En somme, qu’Emmanuel Macron parvienne ou non à ses fins, cela ne pourrait guère modifier, au moins à moyen terme, l’issue du scénario politique dans lequel nous sommes entrés : on pressent que tous les ingrédients sont de toute façon réunis pour que la crise démocratique à l’œuvre actuellement se creuse toujours un peu plus. C’est comme une machinerie infernale : on sent venir la catastrophe démocratique qui, un jour, pourrait balayer la République.
Mais si les événements politiques que nous vivons sont d’une considérable importance, c’est aussi parce que les mutations économiques et sociales voulues par Emmanuel Macron, avec en lever de rideau ces ordonnances, vont constituer un ultime coup de boutoir, qui pourrait faire définitivement tomber le modèle social français.
Il faut certes avoir à l’esprit que la contre-réforme voulue par Emmanuel Macron vient de très loin. Et que beaucoup d’autres coups, au fil des dernières décennies, ont déjà ébranlé le modèle social français issu de l’après-guerre et dont les heures de gloire ont été les « Trente Glorieuses ».
Le point de bascule de cette histoire, il n’est pas difficile de l’identifier : c’est la chute du Mur, en 1989. Avant cela, le mouvement de déréglementation libérale planétaire avait certes déjà commencé. Par des chocs successifs, le monde stable voulu par les vainqueurs de la Seconde Guerre mondiale, codifié sur les plans monétaire et financier par les accords de Bretton Woods signés en juillet 1944 et, sur le plan social, par la déclaration de Philadelphie deux mois avant – déclaration qui donnera naissance à l’Organisation internationale du travail (OIT) –, est déjà gravement ébranlé.
Il y a d’abord eu la déréglementation monétaire : décrétée le 15 août 1971 par le président américain Richard Nixon, la fin de la convertibilité du dollar en or est le premier et grand coup de boutoir, qui plonge le monde dans un univers plus instable, où les marchés financiers vont progressivement conquérir une force considérable. Dans le prolongement de la vague ultralibérale, dont les champions sont Ronald Reagan et Margaret Thatcher, la déstabilisation du monde ancien s’accélère. Dès 1984, il y a la déréglementation boursière, dont le maître d’œuvre en France – ce n’est pas le moindre des paradoxes – est le socialiste Pierre Bérégovoy. Dans le même temps, il y a les premières mesures de déréglementation du marché du travail, avec l’apparition des premières formes d’emploi précaire.

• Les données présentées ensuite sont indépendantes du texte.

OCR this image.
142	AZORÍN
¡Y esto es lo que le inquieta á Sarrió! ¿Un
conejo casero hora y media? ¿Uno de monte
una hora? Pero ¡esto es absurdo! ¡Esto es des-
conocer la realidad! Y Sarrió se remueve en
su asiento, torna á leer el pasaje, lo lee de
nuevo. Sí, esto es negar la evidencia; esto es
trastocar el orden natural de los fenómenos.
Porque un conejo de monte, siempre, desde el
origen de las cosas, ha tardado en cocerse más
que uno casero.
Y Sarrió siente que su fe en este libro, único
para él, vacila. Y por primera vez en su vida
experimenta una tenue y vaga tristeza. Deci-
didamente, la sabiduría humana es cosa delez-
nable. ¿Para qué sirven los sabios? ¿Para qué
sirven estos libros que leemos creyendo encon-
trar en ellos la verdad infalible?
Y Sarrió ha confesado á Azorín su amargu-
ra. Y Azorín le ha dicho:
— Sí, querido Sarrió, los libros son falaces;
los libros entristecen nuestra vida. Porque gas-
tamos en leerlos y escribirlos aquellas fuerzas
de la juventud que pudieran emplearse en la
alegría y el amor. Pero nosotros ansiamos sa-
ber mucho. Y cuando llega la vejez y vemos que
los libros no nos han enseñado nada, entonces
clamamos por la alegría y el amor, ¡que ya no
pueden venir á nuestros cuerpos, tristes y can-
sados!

Basculement dans un nouveau capitalisme
À partir de 1986, un nouveau séisme va tout changer : les privatisations. Tout se combine et s’accélère. Dans cette fureur libérale à laquelle droite et gauche s’abandonnent, la déréglementation fiscale prend le relais : au début du second septennat de Mitterrand, la France accepte de mettre quasiment à bas sa fiscalité de l’épargne. Au printemps 1989 – les socialistes veulent tellement faire du zèle en matière de libéralisme qu’ils anticipent la décision européenne –, c’est la libéralisation définitive des mouvements de capitaux.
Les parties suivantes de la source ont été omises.